Maundy Thursday, 2021

Title:Maundy Thursday, 2021

 Maundy Thursday (full size gallery)

Maundy Thursday marks the beginning of the Triduum, the last three days of Holy Week, in which our worship flows in one continuous liturgy, beginning with the Maundy Thursday service. “Time is suspended as we ponder and celebrate the great mysteries of our redemption.” The word “Maundy” is derived from Middle English, Old French and from the Latin word mandatum, meaning “commandment,” the first word of the phrase “Mandatum novum do vobis ut diligatis invicem sicut dilexi vos” (“A new commandment I give unto you, That ye love one another, as I have loved you”), the statement we hear from Jesus to his disciples in tonight’s gospel reading.

The bulletin is here. The description of Holy Thursday with the Bible readings and commentaries is here. 

A photo gallery of the service can be found here. The sermon is here. We had 15 for the service including one watching online, Sylvia Sellers. This was done through Zoom and the first time St. Peter’s had added an online element.

Jesus told the disciples he was going to a place they couldn’t go. “But they didn’t need to go with him physically, because they were already part of this eternal circle of love, eternally flowing into itself. ”

“On Palm Sunday, quoting Rowan Williams, I said that God made us to be “endless journeys into love.”

“But this endless journey is not simply about me and my love for God. It’s also about how we human beings love one another and God’s creation.

“To be an endless journey into love means that this love that God shares with us is constantly expanding and broadening out from us into the world, the circle becoming wider and wider, including more and more, until at last God’s deepest desire is complete–

“That all that God has created through eternity will be only love, endlessly flowing into itself, an endlessly expanding love.

“Jesus wanted the disciples to know that to be part of this endlessly expanding love of God was not through power, not through wealth, not through fame, but through humble service, loving service to one another, service as simple and as mundane as washing one another’s feet.

“Because even the simplest services that we do for one another, when done with love, draw us ever more closely to one another and into God, who is endless love. ”

We had 14 in the service compared with 20 in 2019 and 17 in 2018. Considering that we are still in the pandemic that is not bac

Maundy Thursday was both a celebration of those times with friends but also acknowledgment that things would end quickly. The disciples did not always understand. At the Last Supper Jesus would be a server and servant – of the bread and wine and also washing feet and encourage the others to do the same.

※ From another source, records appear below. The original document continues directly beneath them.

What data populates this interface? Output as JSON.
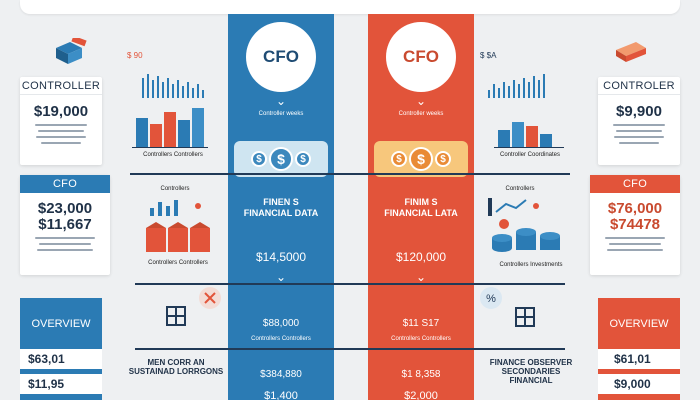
{
  "center_blue": {
    "badge": "CFO",
    "chevron": "⌄",
    "tagline": "Controller weeks",
    "heading": "FINEN S FINANCIAL DATA",
    "value": "$14,5000",
    "bottom_value": "$88,000",
    "bottom_caption": "Controllers Controllers",
    "bottom_value_2": "$384,880",
    "bottom_value_3": "$1,400"
  },
  "center_red": {
    "badge": "CFO",
    "chevron": "⌄",
    "tagline": "Controller weeks",
    "heading": "FINIM S FINANCIAL LATA",
    "value": "$120,000",
    "bottom_value": "$11 S17",
    "bottom_caption": "Controllers Controllers",
    "bottom_value_2": "$1 8,358",
    "bottom_value_3": "$2,000"
  },
  "left_top_card": {
    "header": "CONTROLLER",
    "amount": "$19,000"
  },
  "right_top_card": {
    "header": "CONTROLER",
    "amount": "$9,900"
  },
  "left_mid_card": {
    "header": "CFO",
    "amount_1": "$23,000",
    "amount_2": "$11,667"
  },
  "right_mid_card": {
    "header": "CFO",
    "amount_1": "$76,000",
    "amount_2": "$74478"
  },
  "left_chart_caption": "Controllers Controllers",
  "right_chart_caption": "Controller Coordinates",
  "left_mid_caption": "Controllers Controllers",
  "right_mid_caption": "Controllers Investments",
  "left_mid_label": "Controllers",
  "right_mid_label": "Controllers",
  "left_top_small": "$ 90",
  "right_top_small": "$ $A",
  "left_bottom": {
    "header": "OVERVIEW",
    "v1": "$63,01",
    "v2": "$11,95"
  },
  "right_bottom": {
    "header": "OVERVIEW",
    "v1": "$61,01",
    "v2": "$9,000"
  },
  "left_mid_text": {
    "line1": "MEN CORR AN",
    "line2": "SUSTAINAD LORRGONS"
  },
  "right_mid_text": {
    "line1": "FINANCE OBSERVER",
    "line2": "SECONDARIES FINANCIAL"
  },
  "colors": {
    "blue": "#2b7bb4",
    "red": "#e2543a",
    "navy": "#213a57",
    "background": "#eef0f2"
  }
}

This was the worst – washing feet caked with dirt and grime made worse by the sandles they word. He was acting as a lowly servant so that they would understand the necessity to serve.

By this action Jesus would show God’s love and they would show it others also. " You call me Teacher and Lord–and you are right, for that is what I am. So if I, your Lord and Teacher, have washed your feet, you also ought to wash one another’s feet. For I have set you an example, that you also should do as I have done to you. Very truly, I tell you, servants are not greater than their master, nor are messengers greater than the one who sent them. If you know these things, you are blessed if you do them."

He provided them a new expanded commandment of love one another – "I give you a new commandment, that you love one another. Just as I have loved you, you also should love one another. By this everyone will know that you are my disciples, if you have love for one another." This would be through prayer, care and action. This love is the Agape love where we provide for the well being of others. Love is transformed into giving and receiving for all including the sinner and tax collector. It is not just between friends but includes enemies.

Maundy Thursday is known for the stripping of the altar which is part of the preparation for Good Friday. After the Last Supper, less than 24 hours remained for Jesus. Indeed the plotters had to execute him before Jewish passover began on Friday evening at sundown.

Events moved rapidly – prayer in Gethsemane, betrayal by Judas, arrest, mock trial, painful beating, the trudge to Golgotha and execution. As His life was stripped from Him, so we strip our altar of the signs of life to symbolize His purposeful, redemptive suffering and death for us.

The candles are extinguished and removed. Candles represent the "Light of the World" Jesus said; "I Am the light of the World" in recognition of the darkness following the death of Jesus on the cross, the candles are removed from our presence.